RAND Corporation, Boston, MA, USA.
Section of General Internal Medicine, Boston University School of Medicine and Boston Medical Center, Boston, MA, USA.
J Gen Intern Med. 2018 Sep;33(9):1512-1519. doi: 10.1007/s11606-018-4532-5. Epub 2018 Jun 14.
Potentially inappropriate prescribing (PIP) may contribute to opioid overdose.
To examine the association between PIP and adverse events.
Cohort study.
Three million seventy-eight thousand thirty-four individuals age ≥ 18, without disseminated cancer, who received prescription opioids between 2011 and 2015.

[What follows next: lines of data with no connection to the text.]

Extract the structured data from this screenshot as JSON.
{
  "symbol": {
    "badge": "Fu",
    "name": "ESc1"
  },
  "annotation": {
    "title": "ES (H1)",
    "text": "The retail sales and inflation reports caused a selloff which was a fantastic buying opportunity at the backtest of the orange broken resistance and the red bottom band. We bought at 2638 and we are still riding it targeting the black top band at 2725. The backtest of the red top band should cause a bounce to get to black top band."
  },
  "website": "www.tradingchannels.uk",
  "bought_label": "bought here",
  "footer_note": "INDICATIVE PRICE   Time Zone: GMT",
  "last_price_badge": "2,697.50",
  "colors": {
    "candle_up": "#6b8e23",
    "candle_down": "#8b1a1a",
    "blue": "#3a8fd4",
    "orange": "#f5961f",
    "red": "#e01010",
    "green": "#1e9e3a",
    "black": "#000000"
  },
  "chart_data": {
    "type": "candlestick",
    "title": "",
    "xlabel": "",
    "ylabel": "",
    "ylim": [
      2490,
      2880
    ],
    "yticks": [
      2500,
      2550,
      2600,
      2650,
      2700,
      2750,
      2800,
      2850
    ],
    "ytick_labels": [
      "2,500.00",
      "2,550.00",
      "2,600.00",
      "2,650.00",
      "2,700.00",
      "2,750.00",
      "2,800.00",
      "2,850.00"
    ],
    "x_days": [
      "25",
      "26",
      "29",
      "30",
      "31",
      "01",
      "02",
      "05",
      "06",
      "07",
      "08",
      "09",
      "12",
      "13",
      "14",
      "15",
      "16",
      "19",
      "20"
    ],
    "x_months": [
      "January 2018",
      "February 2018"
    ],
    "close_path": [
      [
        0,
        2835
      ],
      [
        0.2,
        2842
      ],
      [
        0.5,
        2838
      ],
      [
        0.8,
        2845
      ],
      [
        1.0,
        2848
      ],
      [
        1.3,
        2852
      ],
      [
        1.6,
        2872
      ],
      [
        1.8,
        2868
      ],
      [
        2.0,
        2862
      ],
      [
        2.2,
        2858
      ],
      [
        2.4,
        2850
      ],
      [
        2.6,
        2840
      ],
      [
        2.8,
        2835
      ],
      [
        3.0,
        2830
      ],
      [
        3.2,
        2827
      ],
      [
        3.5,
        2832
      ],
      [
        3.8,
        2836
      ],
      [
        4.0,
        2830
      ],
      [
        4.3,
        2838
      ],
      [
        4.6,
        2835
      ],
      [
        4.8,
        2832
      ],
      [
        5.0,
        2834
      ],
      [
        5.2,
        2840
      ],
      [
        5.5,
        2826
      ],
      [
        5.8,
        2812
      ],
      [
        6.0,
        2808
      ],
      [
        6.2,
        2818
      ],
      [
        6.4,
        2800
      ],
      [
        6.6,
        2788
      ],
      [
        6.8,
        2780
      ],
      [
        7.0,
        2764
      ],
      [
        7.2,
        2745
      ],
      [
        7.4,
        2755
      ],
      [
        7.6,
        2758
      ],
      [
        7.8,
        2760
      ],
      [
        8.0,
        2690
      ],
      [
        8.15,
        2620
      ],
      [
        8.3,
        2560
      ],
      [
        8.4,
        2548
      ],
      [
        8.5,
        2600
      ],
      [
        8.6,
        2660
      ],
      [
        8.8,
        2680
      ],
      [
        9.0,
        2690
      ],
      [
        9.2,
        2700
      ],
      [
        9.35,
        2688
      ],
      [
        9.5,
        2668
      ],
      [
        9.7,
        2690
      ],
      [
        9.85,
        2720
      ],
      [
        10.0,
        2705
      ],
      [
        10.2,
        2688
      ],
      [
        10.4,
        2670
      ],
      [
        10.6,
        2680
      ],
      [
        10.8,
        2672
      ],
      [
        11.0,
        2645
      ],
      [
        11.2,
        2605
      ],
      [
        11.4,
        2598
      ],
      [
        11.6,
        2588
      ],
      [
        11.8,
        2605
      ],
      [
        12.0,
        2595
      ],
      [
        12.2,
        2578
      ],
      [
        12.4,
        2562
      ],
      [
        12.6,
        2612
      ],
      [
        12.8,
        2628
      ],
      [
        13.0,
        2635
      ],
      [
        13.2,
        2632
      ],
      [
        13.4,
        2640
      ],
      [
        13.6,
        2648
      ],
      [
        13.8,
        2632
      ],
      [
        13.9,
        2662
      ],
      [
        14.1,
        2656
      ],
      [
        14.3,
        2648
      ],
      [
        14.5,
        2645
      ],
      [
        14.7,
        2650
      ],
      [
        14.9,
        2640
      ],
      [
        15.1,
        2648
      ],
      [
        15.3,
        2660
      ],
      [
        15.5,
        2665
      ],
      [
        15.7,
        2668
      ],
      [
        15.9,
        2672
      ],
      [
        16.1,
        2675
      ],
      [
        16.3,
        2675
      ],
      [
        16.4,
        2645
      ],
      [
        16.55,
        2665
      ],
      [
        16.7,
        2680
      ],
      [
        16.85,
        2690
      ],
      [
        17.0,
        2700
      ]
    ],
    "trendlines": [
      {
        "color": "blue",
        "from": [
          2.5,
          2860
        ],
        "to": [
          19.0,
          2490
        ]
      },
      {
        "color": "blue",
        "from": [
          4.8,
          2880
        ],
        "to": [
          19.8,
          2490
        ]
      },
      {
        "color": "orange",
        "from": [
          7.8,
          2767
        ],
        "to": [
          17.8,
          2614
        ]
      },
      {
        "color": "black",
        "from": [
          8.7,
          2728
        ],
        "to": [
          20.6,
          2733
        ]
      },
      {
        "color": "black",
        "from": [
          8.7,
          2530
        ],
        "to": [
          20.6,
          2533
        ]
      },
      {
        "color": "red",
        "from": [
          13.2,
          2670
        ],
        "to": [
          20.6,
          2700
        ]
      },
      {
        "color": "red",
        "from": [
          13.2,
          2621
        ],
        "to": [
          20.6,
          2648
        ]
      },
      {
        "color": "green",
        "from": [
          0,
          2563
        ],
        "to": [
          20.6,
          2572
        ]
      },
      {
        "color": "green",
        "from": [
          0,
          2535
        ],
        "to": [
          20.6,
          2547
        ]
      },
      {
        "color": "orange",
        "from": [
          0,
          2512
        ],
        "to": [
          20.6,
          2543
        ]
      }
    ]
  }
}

We defined PIP as (a) morphine equivalent dose ≥ 100 mg/day in ≥ 3 months; (b) overlapping opioid and benzodiazepine prescriptions in ≥ 3 months; (c) ≥ 4 opioid prescribers in any quarter; (d) ≥ 4 opioid-dispensing pharmacies in any quarter; (e) cash purchase of prescription opioids on ≥ 3 occasions; and (f) receipt of opioids in 3 consecutive months without a documented pain diagnosis. We used Cox proportional hazards models to identify PIP practices associated with non-fatal opioid overdose, fatal opioid overdose, and all-cause mortality, controlling for covariates.
All six types of PIP were associated with higher adjusted hazard for all-cause mortality, four of six with non-fatal overdose, and five of six with fatal overdose. Lacking a documented pain diagnosis was associated with non-fatal overdose (adjusted hazard ratio [AHR] 2.21, 95% confidence interval [CI] 2.02-2.41), as was high-dose opioids (AHR 1.68, 95% CI 1.59-1.76). Co-prescription of benzodiazepines was associated with fatal overdose (AHR 4.23, 95% CI 3.85-4.65). High-dose opioids were associated with all-cause mortality (AHR 2.18, 95% CI 2.14-2.23), as was lacking a documented pain diagnosis (AHR 2.05, 95% CI 2.01-2.09). Compared to those who received opioids without PIP, the hazard for fatal opioid overdose with one, two, three, and ≥ four PIP subtypes were 4.24, 7.05, 10.28, and 12.99 (test of linear trend, p < 0.001).
PIP was associated with higher hazard for all-cause mortality, fatal overdose, and non-fatal overdose. Our study implies the possibility of creating a risk score incorporating multiple PIP subtypes, which could be displayed to prescribers in real time.
潜在不适当处方(PIP)可能导致阿片类药物过量。
研究 PIP 与不良事件之间的关联。
队列研究。
年龄≥18 岁、无转移性癌症且在 2011 年至 2015 年期间接受处方类阿片药物的 307.834 名个体。
我们将 PIP 定义为:(a) 3 个月内吗啡等效剂量≥100mg/天;(b) 3 个月内重叠使用阿片类药物和苯二氮䓬类药物处方;(c) 任何一个季度有≥4 名开具阿片类药物的医生;(d) 任何一个季度有≥4 家分发阿片类药物的药店;(e) 3 次或以上现金购买处方类阿片药物;(f) 在连续 3 个月内没有记录到疼痛诊断但仍收到阿片类药物。我们使用 Cox 比例风险模型,在控制了协变量后,确定与非致命性阿片类药物过量、致命性阿片类药物过量和全因死亡率相关的 PIP 实践。
所有六种类型的 PIP 均与全因死亡率的调整后更高的危险比相关,六种中的四种与非致命性过量相关,六种中的五种与致命性过量相关。缺乏记录的疼痛诊断与非致命性过量相关(调整后的危险比[AHR] 2.21,95%置信区间[CI] 2.02-2.41),高剂量阿片类药物也与非致命性过量相关(AHR 1.68,95% CI 1.59-1.76)。苯二氮䓬类药物的共同处方与致命性过量相关(AHR 4.23,95% CI 3.85-4.65)。高剂量阿片类药物与全因死亡率相关(AHR 2.18,95% CI 2.14-2.23),缺乏记录的疼痛诊断也与全因死亡率相关(AHR 2.05,95% CI 2.01-2.09)。与没有 PIP 的患者相比,存在一种、两种、三种和≥四种 PIP 亚型的致命性阿片类药物过量的风险比分别为 4.24、7.05、10.28 和 12.99(线性趋势检验,p<0.001)。
PIP 与全因死亡率、致命性过量和非致命性过量的风险增加相关。我们的研究表明,有可能创建一个包含多种 PIP 亚型的风险评分,并可以实时显示给开处方的医生。